Paternalismo judicial
Ao dizer que, não fosse pelo Supremo, haveria ‘213 milhões de pequenos tiranos’ no Brasil, Cármen Lúcia revela que parte da Corte vê o cidadão não como titular de direitos, mas como ameaça
A desordem instaurada pelo Supremo Tribunal Federal (STF) após o julgamento do artigo 19 do Marco Civil da Internet não se desvela “apenas”, por assim dizer, como um erro jurídico. Um erro, eventualmente, pode ser corrigido. O problema é mais grave. Subjaz à confusa decisão da Corte o predomínio de uma mentalidade autoritária segundo a qual caberia aos doutos 11 ministros salvar os brasileiros de si mesmos, resgatá-los da incivilidade e do despreparo para tomar decisões e formar juízos por conta própria.
Do constrangedor despreparo exposto por alguns ministros ao voluntarismo manifestado por outros, o páreo era duríssimo. Mas nada encarnou tão bem esse espírito daninho que animou o STF durante o julgamento quanto o voto da ministra Cármen Lúcia. Ao decidir pela responsabilização das redes sociais pelo conteúdo publicado por usuários sem a devida moderação judicial, a ministra afirmou que “não se pode permitir que estejamos numa ágora em que haja 213 milhões de pequenos tiranos soberanos”. Noves fora a arrogância, trata-se de uma visão absolutamente distorcida da democracia, do papel do Judiciário e, não menos importante, do serviço que o Supremo deve prestar à sociedade.

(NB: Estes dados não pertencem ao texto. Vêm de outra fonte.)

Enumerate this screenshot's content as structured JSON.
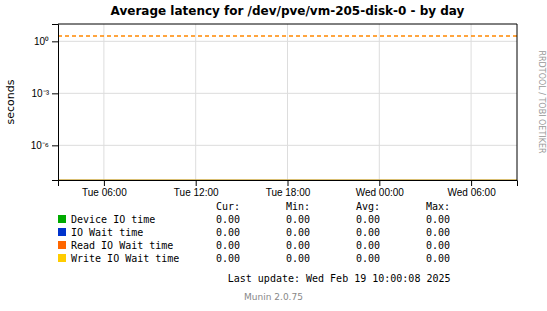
{
  "chart_data": {
    "type": "line",
    "title": "Average latency for /dev/pve/vm-205-disk-0 - by day",
    "y_label": "seconds",
    "categories": [
      "Tue 06:00",
      "Tue 12:00",
      "Tue 18:00",
      "Wed 00:00",
      "Wed 06:00"
    ],
    "log": "y",
    "ylim": [
      1e-08,
      10
    ],
    "yticks": [
      {
        "value": 1e-06,
        "label": "10⁻⁶"
      },
      {
        "value": 0.001,
        "label": "10⁻³"
      },
      {
        "value": 1,
        "label": "10⁰"
      }
    ],
    "grid": true,
    "hlines": [
      {
        "y": 2.0,
        "color": "#ff8800",
        "line_style": "dashed"
      },
      {
        "y": 1e-08,
        "color": "#ccaa44",
        "line_style": "solid"
      }
    ],
    "table_headers": [
      "Cur:",
      "Min:",
      "Avg:",
      "Max:"
    ],
    "series": [
      {
        "name": "Device IO time",
        "color": "#00aa00",
        "table_values": [
          "0.00",
          "0.00",
          "0.00",
          "0.00"
        ]
      },
      {
        "name": "IO Wait time",
        "color": "#0033cc",
        "table_values": [
          "0.00",
          "0.00",
          "0.00",
          "0.00"
        ]
      },
      {
        "name": "Read IO Wait time",
        "color": "#ff6600",
        "table_values": [
          "0.00",
          "0.00",
          "0.00",
          "0.00"
        ]
      },
      {
        "name": "Write IO Wait time",
        "color": "#ffcc00",
        "table_values": [
          "0.00",
          "0.00",
          "0.00",
          "0.00"
        ]
      }
    ],
    "annotations": [
      "Last update: Wed Feb 19 10:00:08 2025",
      "Munin 2.0.75",
      "RRDTOOL / TOBI OETIKER"
    ]
  }
}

Ao fim e ao cabo, o que a maioria do STF revelou entender por democracia é um regime no qual o cidadão não é visto como titular de direitos, mas como uma potencial ameaça a ser contida pelo Estado. As togas que se prestaram a uma avaliação desse jaez não serviram à impessoalidade, à imparcialidade e à dignidade da Justiça – serviram à tirania. Foi exatamente o que o Supremo fez. Agora, sim, a internet será “terra de ninguém”. Agora, de fato, haverá milhões de “pequenos tiranos soberanos” prontos para apontar o dedo para tudo o que encontrarem de “ofensivo” nas redes sociais. Pouco ou nada de útil para o debate público online sobreviverá à razia desses bem-intencionados servos da “verdade” e da “democracia”.
Para infortúnio do País, por mais problemática que seja, a infeliz intervenção de Cármen Lúcia está longe de ser um caso isolado, como se sabe. A fala da ministra foi só mais uma expressão de um ânimo que se consolidou no Supremo nos últimos anos para tutelar a sociedade em uma miríade de questões, como se os cidadãos brasileiros fossem incapazes de exercer sua liberdade com responsabilidade. Nesse sentido, Cármen Lúcia aliou-se ao colega Dias Toffoli, segundo quem o Supremo exerce um “poder moderador” e, por essa razão, os ministros atuam como “editores de um país inteiro”. Incontornável lembrar, ainda, que o próprio presidente da Corte, Luís Roberto Barroso, já falou em “recivilizar” o Brasil.
Ao classificar todos os brasileiros, indiscriminadamente, como “pequenos tiranos soberanos”, a ministra Cármen Lúcia parece ter esquecido que a liberdade de expressão, com todos os seus excessos e imperfeições, é um pilar fundamental da vida democrática. Abusos, desde que criminosos, devem ser responsabilizados, como já previa o próprio Marco Civil da Internet, entre outras leis. Mas o que se prega é a supressão de discursos indesejados em nome de uma sanha purgatória que seguramente descambará, como já sublinhamos nesta página, para a censura prévia e/ou para o agravamento do quadro de desconfiança sistemática que grassa no debate público em ambiente digital.
A missão do Supremo não é nem nunca foi reeducar a sociedade – muito menos silenciá-la seja lá por que meios. É resguardar a Constituição e as leis tais como elas são, não como deveriam ser, e garantir a todos os cidadãos os seus direitos fundamentais, entre eles o direito de livre manifestação do pensamento.
A Corte, por sua própria natureza contramajoritária, deve ter cuidado redobrado ao se pronunciar sobre temas que tocam diretamente a liberdade individual. Quando se afasta desse princípio, o Supremo corre o risco de deixar de ser visto como guardião da Constituição para se tornar instrumento de controle do discurso público – algo incompatível com os fundamentos de uma democracia liberal que, pelo jeito, ainda tem um longo caminho a percorrer até o pleno grau de amadurecimento.